Dawkins published that same year, The Mirage of God which was a campaign against religion. He had the opportunity to share some theses of this book in the conference Beyond Belief: Science, Religion, Reason, and Survival. Dawkins has promoted various initiatives in favor of atheism: Out Campaign. This has won him hundreds of critics. One of them, Alister McGrath, promoter of “scientific theology” said he had no knowledge of Christian theology. Other characters like Keith Ward, Christian philosopher attack their ideas. In contrast, the defenders of Dawkins claim that critics do not understand Dawkins’ argument.
On February 23, 2012, he held a major debate with Rowan Williams, the archbishop of Canterbury and head of the Church of England and the Anglican Communion, this was held at the Sheldonian Theater of the University of Oxford. The debate occupied all the theater and had to be broadcast live on some screens. He has also debated, on several occasions, with Oxford Mathematics Professor and philosopher of science John Lennox.

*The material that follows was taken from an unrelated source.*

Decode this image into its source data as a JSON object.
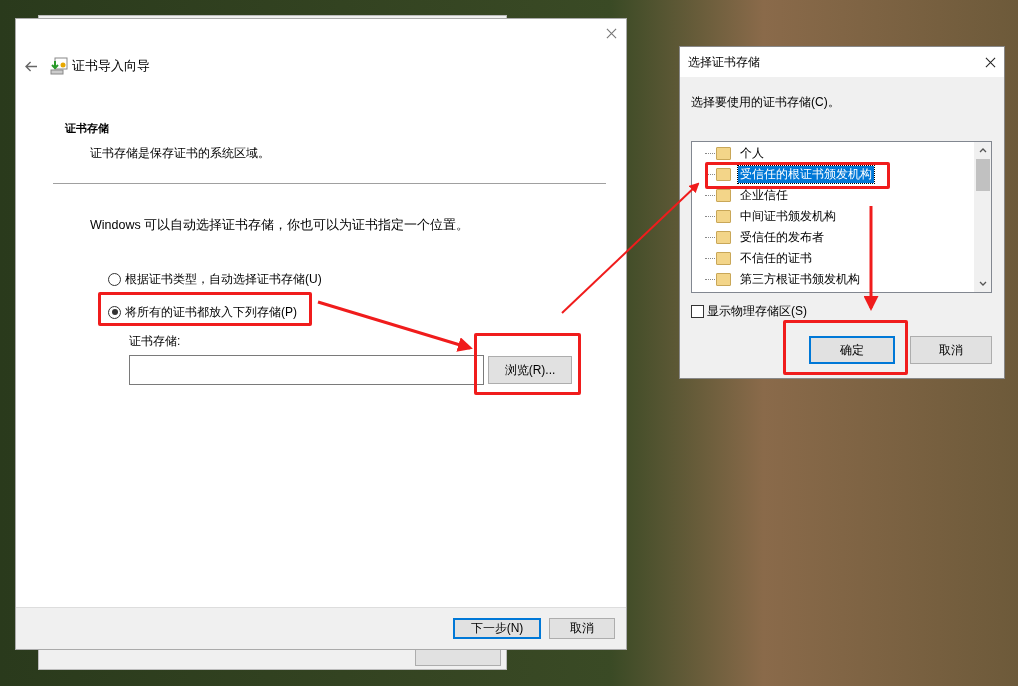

Dawkins has been uneasy about the exponential growth of the human population and the problem of overpopulation. So, he is critical of Catholic positions against family planning and population control.
Dawkins was elected a Member of the Royal Literary Society in 1997 and of the Royal Society in 2001. He has received awards at the Royal Society Literature Award, the Literary Prize of the Los Angeles Times, the Silver Medal of the Zoological Society of London, the Prize Michael Faraday, the Nakayama Award, the Humanist of the Year Award, the fifth International Cosmos Award, the Kistler Prize, the Medal of the Presidency of the Italian Republic and the Kelvin Bicentennial Medal. He was also named the author of the year at the British Book Awards.